Over the past fortnight we have, like all newspapers, reported on the welcome return of some year groups to school.
Many teachers have done an outstanding job of trying to minimise the damage the lockdown has caused to pupils’ education.
But even the best have been fighting a losing battle — online schooling can only ever be a poor second to physical schooling. And that is without even considering the importance to childrens’ development of the socialising aspect of schools.
Some children have not been so fortunate and have received next to no education in recent months. This divide is no less true for Jewish schools as it is for others.

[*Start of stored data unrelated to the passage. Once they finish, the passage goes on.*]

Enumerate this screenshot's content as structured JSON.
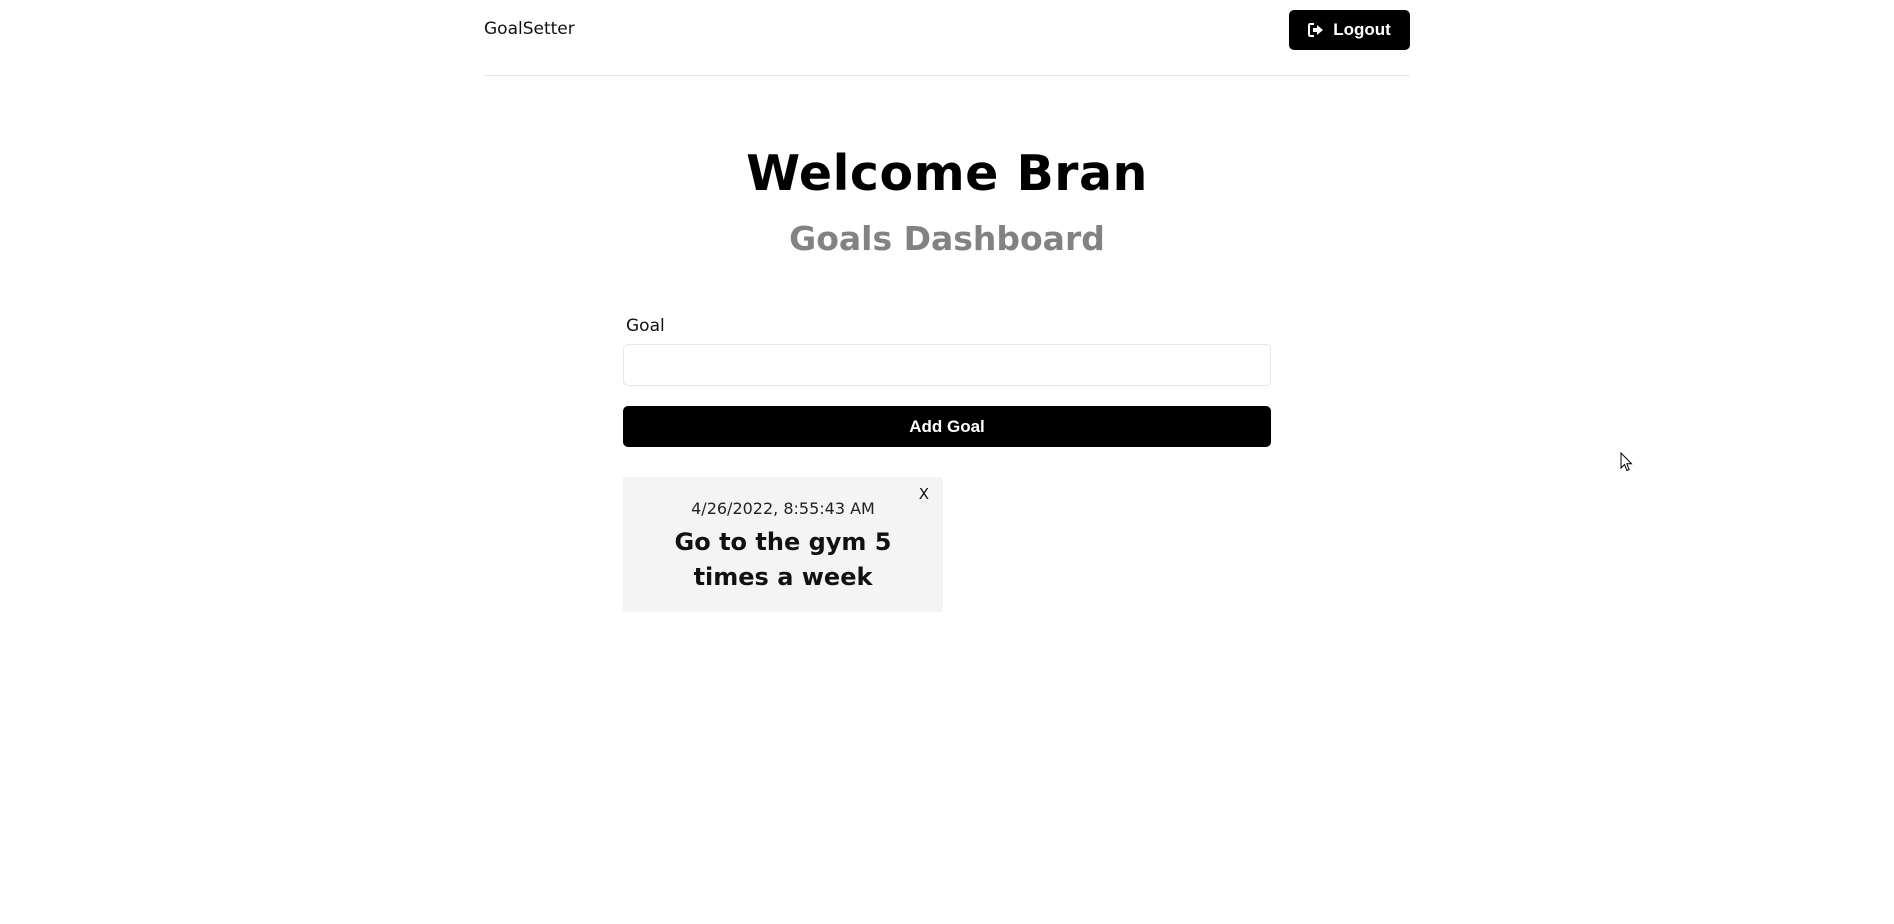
{
  "header": {
    "logo": "GoalSetter",
    "logout_label": "Logout",
    "logout_icon": "sign-out-icon"
  },
  "heading": {
    "welcome": "Welcome Bran",
    "subtitle": "Goals Dashboard"
  },
  "form": {
    "goal_label": "Goal",
    "goal_value": "",
    "goal_placeholder": "",
    "add_button_label": "Add Goal"
  },
  "goals": [
    {
      "date": "4/26/2022, 8:55:43 AM",
      "text": "Go to the gym 5 times a week",
      "close_label": "X"
    }
  ],
  "colors": {
    "primary": "#000000",
    "subtitle": "#828282",
    "card_bg": "#f4f4f4",
    "divider": "#e6e6e6"
  }
}
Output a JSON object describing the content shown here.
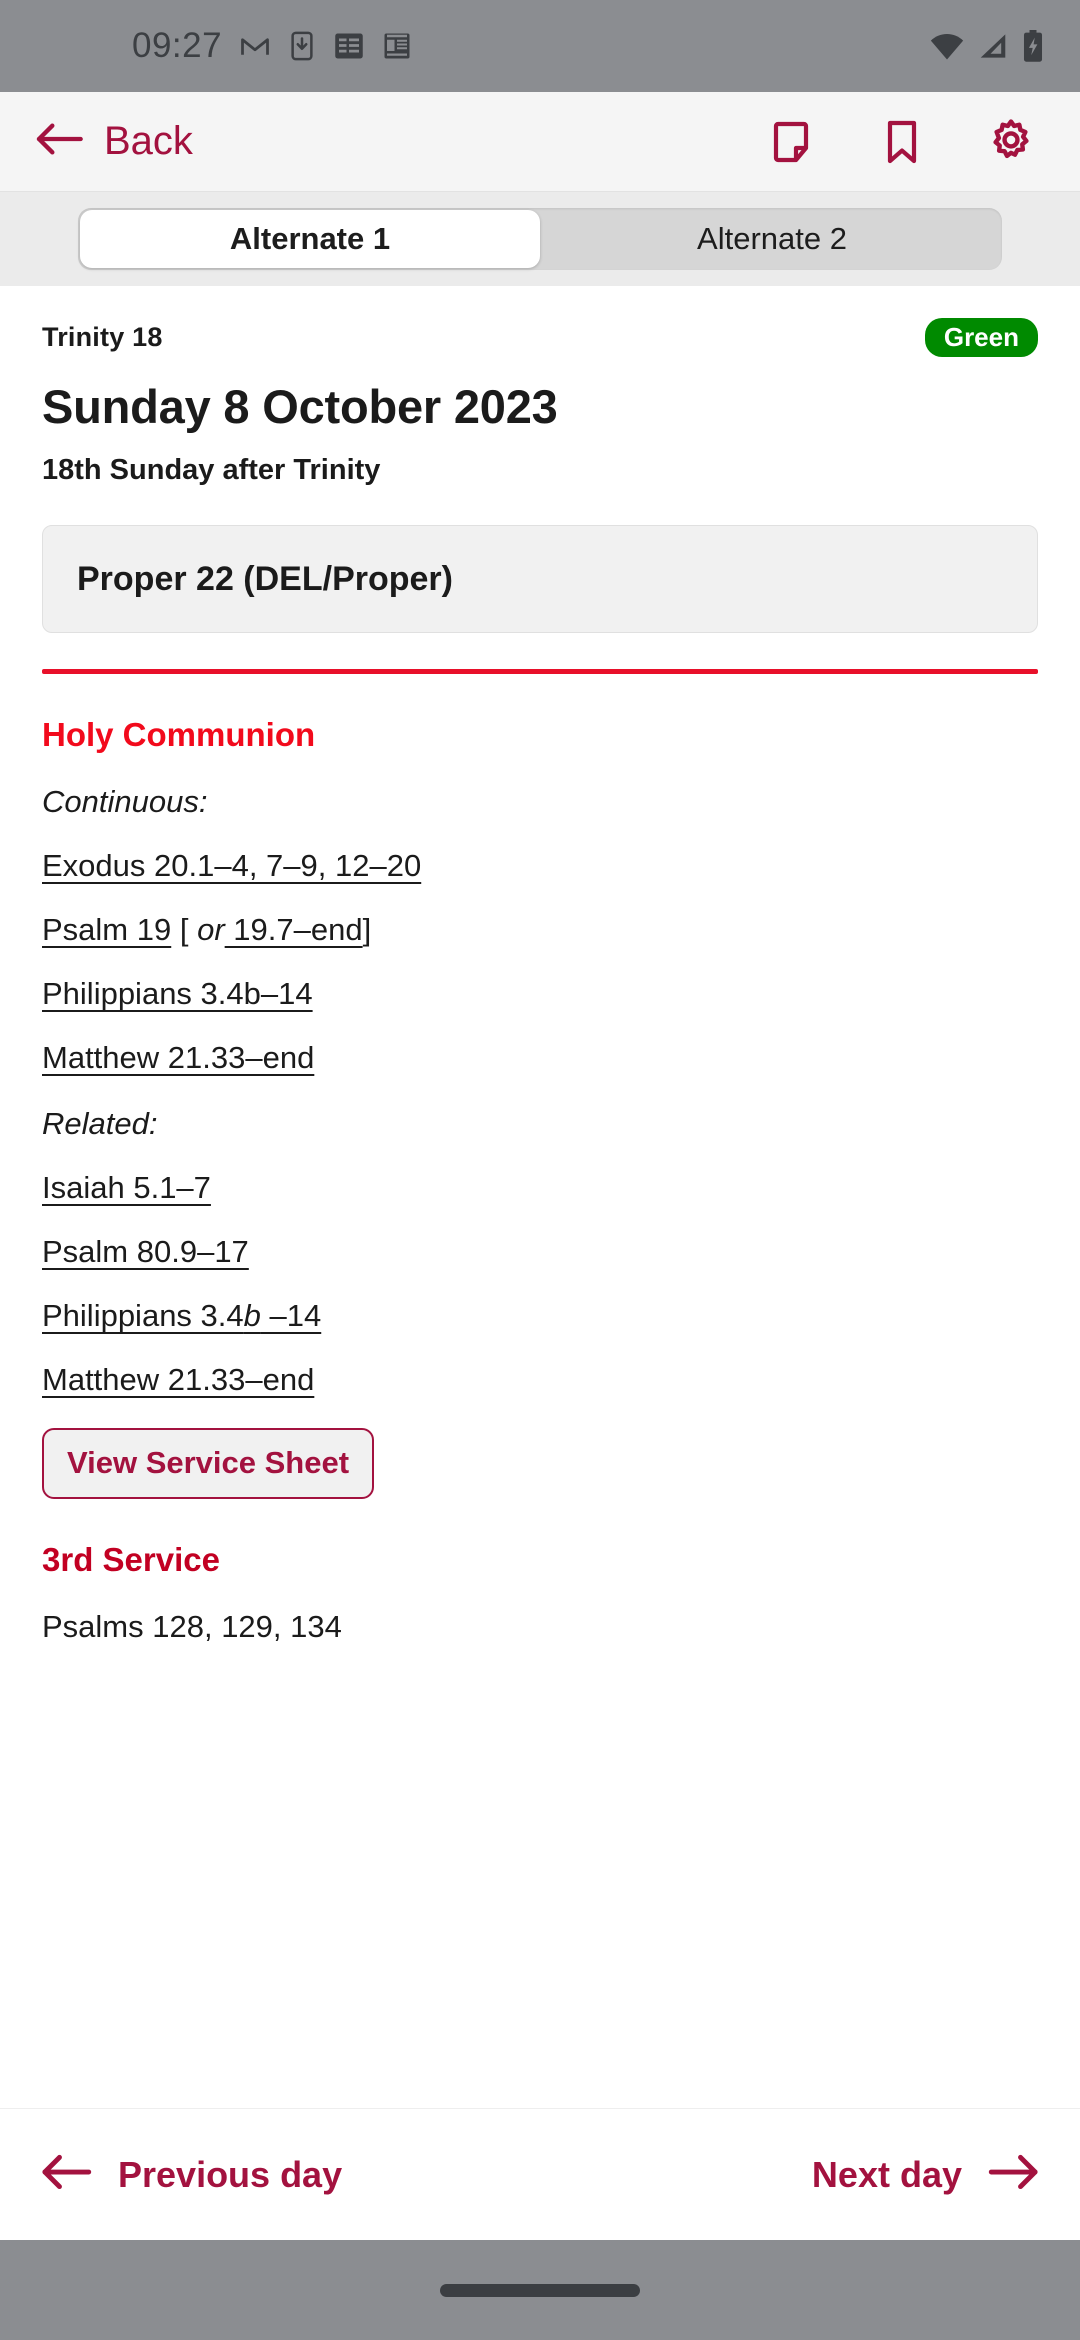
{
  "theme": {
    "brand": "#a3123f",
    "accent_red": "#e8102a",
    "service_red": "#f20a1c",
    "badge_green": "#008a00",
    "statusbar_bg": "#8b8d91"
  },
  "statusbar": {
    "time": "09:27",
    "left_icons": [
      "gmail-icon",
      "download-to-phone-icon",
      "google-news-icon",
      "calculator-icon"
    ],
    "right_icons": [
      "wifi-icon",
      "cellular-signal-icon",
      "battery-charging-icon"
    ]
  },
  "appbar": {
    "back_label": "Back",
    "actions": [
      "note-icon",
      "bookmark-icon",
      "gear-icon"
    ]
  },
  "tabs": {
    "items": [
      {
        "label": "Alternate 1",
        "active": true
      },
      {
        "label": "Alternate 2",
        "active": false
      }
    ]
  },
  "day": {
    "season": "Trinity 18",
    "colour_badge": "Green",
    "title": "Sunday 8 October 2023",
    "subtitle": "18th Sunday after Trinity",
    "proper": "Proper 22 (DEL/Proper)"
  },
  "services": [
    {
      "name": "Holy Communion",
      "groups": [
        {
          "label": "Continuous:",
          "readings": [
            {
              "text": "Exodus 20.1–4, 7–9, 12–20",
              "link": true
            },
            {
              "text": "Psalm 19",
              "link": true,
              "suffix_open": " [ ",
              "suffix_italic": "or",
              "suffix_link": " 19.7–end",
              "suffix_close": "]"
            },
            {
              "text": "Philippians 3.4b–14",
              "link": true
            },
            {
              "text": "Matthew 21.33–end",
              "link": true
            }
          ]
        },
        {
          "label": "Related:",
          "readings": [
            {
              "text": "Isaiah 5.1–7",
              "link": true
            },
            {
              "text": "Psalm 80.9–17",
              "link": true
            },
            {
              "text": "Philippians 3.4",
              "italic_part": "b",
              "tail": " –14",
              "link": true
            },
            {
              "text": "Matthew 21.33–end",
              "link": true
            }
          ]
        }
      ],
      "button": "View Service Sheet"
    },
    {
      "name": "3rd Service",
      "first_line": "Psalms 128, 129, 134"
    }
  ],
  "bottomnav": {
    "previous": "Previous day",
    "next": "Next day"
  }
}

There is, as a consequence, a looming national educational crisis. Divides which were already there are increasing and new ones are emerging. The gradual reopening of schools is welcome but it is piecemeal and nothing like sufficient to deal with the legacy this crisis will leave.
Instead of simply accepting it as yet another consequence of the pandemic, we need to treat it like a national emergency, in much the same way as the threat to the NHS was treated at the start of the coronavirus crisis.
Children are three weeks away from the start of months of uninterrupted summer holiday. After months of lockdown, that is simply ridiculous. We need a nationwide system of summer classes.
These need not be in the same buildings, or with the same roster, as existing schools. The Nightingale hospitals showed what can be done when imagination, coupled with determination, is enabled by government.
It is no use saying it can’t be done. It can and it must. And if the government refuses to act, our community should do so on its own. We have the people, we have the children, we have— if we use our imagination — the buildings. What we need now is the willpower.